ABD’nin Süleymani suikastıyla dünya kamuoyuna vermek istediği mesaja gelince, burada nokta atışı yapabilme ve yüksek isabet oranına sahip silahlarıyla ilgili bir şovdan söz edilse de bundan da önemlisi, Süleymani’yi öldüren füzenin ateşlenmeden önceki istihbarat akışı ve GPS teknolojilerinin sağladığı gözetleme sürecidir. Zira, en büyük yatırımlarını askeri alana yapan ve sahip olduğu askeri teknolojiyle diğer güçlerden ayrışan küresel bir gücün yüksek isabet kaydeden füze teknolojisine sahip olması, yeni bir bilgi değil. Asıl stratejik olan, Süleymani’nin Şam’dan Bağdat’a geçişinin anbean takip edilmesini sağlayan uydu teknolojisi takip sistemi ile bu suikastı işlemesini mümkün kılan geniş istihbarat ağı görünüyor. Tabii MOSSAD’ın da devrede olduğu ve Şam’daki ajanlarından aldığı bilgiyi ABD ile paylaştığı hesaba katıldığında bu durum, İsrail’in küresel ölçekte gördüğü işlevsellik ve oynadığı rol açısından dikkat edilmesi gereken ayrı bir boyutu oluşturuyor.

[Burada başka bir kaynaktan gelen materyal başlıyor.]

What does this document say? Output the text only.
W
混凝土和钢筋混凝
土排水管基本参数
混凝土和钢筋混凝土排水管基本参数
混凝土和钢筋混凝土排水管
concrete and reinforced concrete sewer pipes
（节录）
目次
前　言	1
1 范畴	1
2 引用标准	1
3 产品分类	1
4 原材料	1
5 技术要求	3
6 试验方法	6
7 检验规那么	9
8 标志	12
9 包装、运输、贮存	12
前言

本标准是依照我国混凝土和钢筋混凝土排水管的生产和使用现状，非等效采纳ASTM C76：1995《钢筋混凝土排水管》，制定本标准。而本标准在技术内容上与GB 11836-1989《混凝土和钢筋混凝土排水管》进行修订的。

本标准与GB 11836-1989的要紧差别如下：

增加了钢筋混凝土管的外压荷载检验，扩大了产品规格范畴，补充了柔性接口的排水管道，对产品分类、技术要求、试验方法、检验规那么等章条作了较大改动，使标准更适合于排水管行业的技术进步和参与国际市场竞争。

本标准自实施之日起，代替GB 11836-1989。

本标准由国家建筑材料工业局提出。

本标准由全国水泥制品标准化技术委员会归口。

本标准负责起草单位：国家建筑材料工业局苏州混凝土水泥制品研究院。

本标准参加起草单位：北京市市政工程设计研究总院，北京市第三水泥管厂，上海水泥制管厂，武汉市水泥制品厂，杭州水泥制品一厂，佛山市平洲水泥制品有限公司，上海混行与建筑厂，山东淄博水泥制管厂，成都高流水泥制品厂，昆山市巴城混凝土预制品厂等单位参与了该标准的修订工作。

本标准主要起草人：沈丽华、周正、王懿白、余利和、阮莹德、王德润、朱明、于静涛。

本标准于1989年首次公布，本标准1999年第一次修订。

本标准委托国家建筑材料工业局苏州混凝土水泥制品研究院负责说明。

Nihayet ABD ile İran arasında son süreçte yaşanan gerilim, ABD’nin İran’ın misillemesi karşısında geri adım atması, Körfez ülkelerinin durumdan vazife çıkarmasına ve bir rüyadan uyanışına yol açabilme potansiyelini içinde barındırıyor. Batılı medya kaynakları, ARAMCO tesislerinin Husilerce değil İran Devrim Muhafızları'nca vurulduğunu doğruya en yakın bir şekilde ifşa ettiğine göre, bu operasyon aslında, bölge ülkelerini himaye edeceği varsayılan ve bölgesel güvenlik sisteminin kendi askeri gücü üzerine kurulu olduğu ABD açısından büyük bir güvensizliği beraberinde getirmiş durumda. S. Arabistan’ın petrol üretimi, bu saldırıyla çok büyük bir darbe almış, buna karşın ABD, Suudileri korumak bir yana saldırının kimler tarafından gerçekleştirildiğini aylar sonra ancak yeni tespit edebilmişti. Bu durum, elbette Körfez ülkelerinin şu ana kadar kendisini bölgesel düşmanlarından ve saldırılardan koruyabileceklerini düşündükleri ABD ile olan güvenlik karşılığı petrol sistemini gözden geçirmelerine, on yıllar boyunca trilyonlarca dolara varan kaynak aktarımını yeniden değerlendirmeye tabi tutmasına yol açacaktır. Hatta bu, biraz da rasyonel tercihlerde bulunması gerektiği varsayılan dünyanın herhangi bir aktörü için zorunlu bir durum gibi görünüyor.